“The days of paying for costly software upgrades are numbered. The PC will soon be obsolete. And BusinessWeek reports 70% of Americans are already using the technology that will replace it. Merrill Lynch calls it ‘a $160 billion tsunami.” Computing giants include IBM, Yahoo! and Amazon are racing to b the first to cash in on this PC-killing revolution.”

First of all nothing could be further from the truth. The PC has been steadily dying for the last 30 years. It the 1980s it was the workstation networked together in token rings that would kill it – who remembers Apollo and Sun? Then it was going to be the low cost X-terminal – what ever happened to that? In 1992, Silicon Graphics introduced the next generation 3D super computer called the Indigo – is that company still around? In the mid 1990s, Sun came out with Java – the network computing language – that was going to provide a gazillion free “applets” that would do everything from editing your word files to brushing your teeth. Fourteen years later, the language is about as popular as PL/1. Now the rage is Google Apps. Presumably, everyone is going to spend the next several years migrating all of their personal data, under their control on low cost PCs that they own, to some privately help corporate storage mechanism that will charge them for the privilege, sell it back to them at a cost, and threaten to delete it and/or sell it to another company unless they pony up more money. The reality is that computing has as much chance of becoming a utility as private transportation does – a mathematical function that tends towards epsilon in the long run. And you can write off the Linux PC, it will never happen; no one has the time to learn how to rebuild a Kernel. Sure, there will be Linux embedded devices, from music players to digital VCRs, but the hub will always be Windows.

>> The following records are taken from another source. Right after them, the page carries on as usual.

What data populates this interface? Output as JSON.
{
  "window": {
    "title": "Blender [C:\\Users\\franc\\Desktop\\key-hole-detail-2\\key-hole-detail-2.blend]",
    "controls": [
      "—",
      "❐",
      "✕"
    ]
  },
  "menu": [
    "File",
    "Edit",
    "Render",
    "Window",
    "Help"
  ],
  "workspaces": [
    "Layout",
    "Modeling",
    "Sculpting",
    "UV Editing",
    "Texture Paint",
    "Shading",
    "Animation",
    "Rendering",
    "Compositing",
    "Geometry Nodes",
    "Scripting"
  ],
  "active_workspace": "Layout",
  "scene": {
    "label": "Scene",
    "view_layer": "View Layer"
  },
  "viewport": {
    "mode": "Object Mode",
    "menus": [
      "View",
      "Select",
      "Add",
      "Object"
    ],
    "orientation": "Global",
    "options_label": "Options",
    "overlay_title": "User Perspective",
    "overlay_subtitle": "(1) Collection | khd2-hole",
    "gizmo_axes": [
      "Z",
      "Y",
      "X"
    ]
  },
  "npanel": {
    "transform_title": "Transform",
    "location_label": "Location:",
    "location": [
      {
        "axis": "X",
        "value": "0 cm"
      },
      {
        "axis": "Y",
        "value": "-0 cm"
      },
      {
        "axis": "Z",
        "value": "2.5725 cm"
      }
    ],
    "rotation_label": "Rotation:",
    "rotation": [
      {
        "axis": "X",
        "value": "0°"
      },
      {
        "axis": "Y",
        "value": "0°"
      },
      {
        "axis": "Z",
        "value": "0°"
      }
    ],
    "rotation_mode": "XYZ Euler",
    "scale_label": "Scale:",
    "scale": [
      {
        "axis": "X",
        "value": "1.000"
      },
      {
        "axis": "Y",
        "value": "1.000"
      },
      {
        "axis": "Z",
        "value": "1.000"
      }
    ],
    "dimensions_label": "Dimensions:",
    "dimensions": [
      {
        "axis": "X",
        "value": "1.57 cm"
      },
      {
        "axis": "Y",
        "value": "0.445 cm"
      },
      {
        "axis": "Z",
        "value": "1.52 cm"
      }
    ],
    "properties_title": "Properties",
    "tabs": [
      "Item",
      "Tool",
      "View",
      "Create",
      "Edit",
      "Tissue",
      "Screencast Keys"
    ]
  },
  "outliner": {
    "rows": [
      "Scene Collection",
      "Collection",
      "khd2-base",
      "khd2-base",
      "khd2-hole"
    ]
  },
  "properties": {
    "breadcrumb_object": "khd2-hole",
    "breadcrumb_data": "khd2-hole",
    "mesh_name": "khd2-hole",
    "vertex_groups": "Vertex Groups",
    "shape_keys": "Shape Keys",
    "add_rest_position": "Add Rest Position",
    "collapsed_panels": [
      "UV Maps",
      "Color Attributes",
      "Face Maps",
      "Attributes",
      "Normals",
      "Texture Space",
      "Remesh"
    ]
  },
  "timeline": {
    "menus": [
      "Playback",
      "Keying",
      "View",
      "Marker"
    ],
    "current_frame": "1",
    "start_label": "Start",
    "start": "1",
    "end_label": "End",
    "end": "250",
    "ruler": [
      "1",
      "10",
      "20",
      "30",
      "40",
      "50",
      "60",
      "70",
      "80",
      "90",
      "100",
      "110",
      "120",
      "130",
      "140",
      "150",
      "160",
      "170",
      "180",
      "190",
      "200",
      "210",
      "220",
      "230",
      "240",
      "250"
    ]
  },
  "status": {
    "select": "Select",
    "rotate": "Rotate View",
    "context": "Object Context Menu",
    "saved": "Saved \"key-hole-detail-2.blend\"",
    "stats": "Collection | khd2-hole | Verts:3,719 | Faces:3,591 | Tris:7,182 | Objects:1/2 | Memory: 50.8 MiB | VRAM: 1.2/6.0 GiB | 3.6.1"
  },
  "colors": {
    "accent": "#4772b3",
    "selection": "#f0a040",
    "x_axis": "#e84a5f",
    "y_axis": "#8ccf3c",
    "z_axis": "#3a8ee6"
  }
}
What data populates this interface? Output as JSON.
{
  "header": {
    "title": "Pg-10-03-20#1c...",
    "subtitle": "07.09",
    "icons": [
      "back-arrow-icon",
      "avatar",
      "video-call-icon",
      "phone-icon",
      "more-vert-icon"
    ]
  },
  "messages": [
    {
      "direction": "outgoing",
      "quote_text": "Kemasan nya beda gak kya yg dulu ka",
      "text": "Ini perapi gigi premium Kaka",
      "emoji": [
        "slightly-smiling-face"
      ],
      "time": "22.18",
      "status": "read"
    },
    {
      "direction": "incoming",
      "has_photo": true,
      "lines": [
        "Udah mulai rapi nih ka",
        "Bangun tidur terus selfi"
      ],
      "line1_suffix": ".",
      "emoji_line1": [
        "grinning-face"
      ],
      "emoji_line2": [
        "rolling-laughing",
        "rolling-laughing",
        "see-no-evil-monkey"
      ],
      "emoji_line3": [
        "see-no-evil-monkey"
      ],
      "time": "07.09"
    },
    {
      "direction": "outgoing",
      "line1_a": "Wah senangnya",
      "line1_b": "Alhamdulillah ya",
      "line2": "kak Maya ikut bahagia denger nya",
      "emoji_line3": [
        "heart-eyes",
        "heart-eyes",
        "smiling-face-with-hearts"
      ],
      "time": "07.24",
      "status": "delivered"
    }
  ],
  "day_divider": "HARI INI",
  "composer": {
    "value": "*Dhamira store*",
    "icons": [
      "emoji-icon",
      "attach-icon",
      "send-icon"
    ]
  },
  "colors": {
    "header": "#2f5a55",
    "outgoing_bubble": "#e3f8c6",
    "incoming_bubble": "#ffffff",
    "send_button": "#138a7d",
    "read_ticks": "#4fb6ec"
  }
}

Meanwhile the PC has slowly been conquering the world, replacing your stereo system, your phone, your TV, and sometimes even your spouse.
The simple truth is that the PC is like the car, we are just at the beginning of the computer age. It’s a personal device that is liberating to the extreme. In ten years time, there will be three times as many of them, and 80% of them will be upgrades over the current installed base. People will keep on buying them to get faster graphics, more memory, better applications, quicker networks, and smaller form factors.
The PC is here to stay, and MSFT is a good buy. And in twenty years time Apple will be still be running those goofy adds comparing their high end systems (around 5% of the market) to the ones the rest of us buy at Walmart.
In the long run, there are only two consistent reliable shorts in this business: Apple and Google. If past performance is any predictor on future events, whatever short term technological leads these companies have today will be commoditized tomorrow. And the company that will do it will be Microsoft.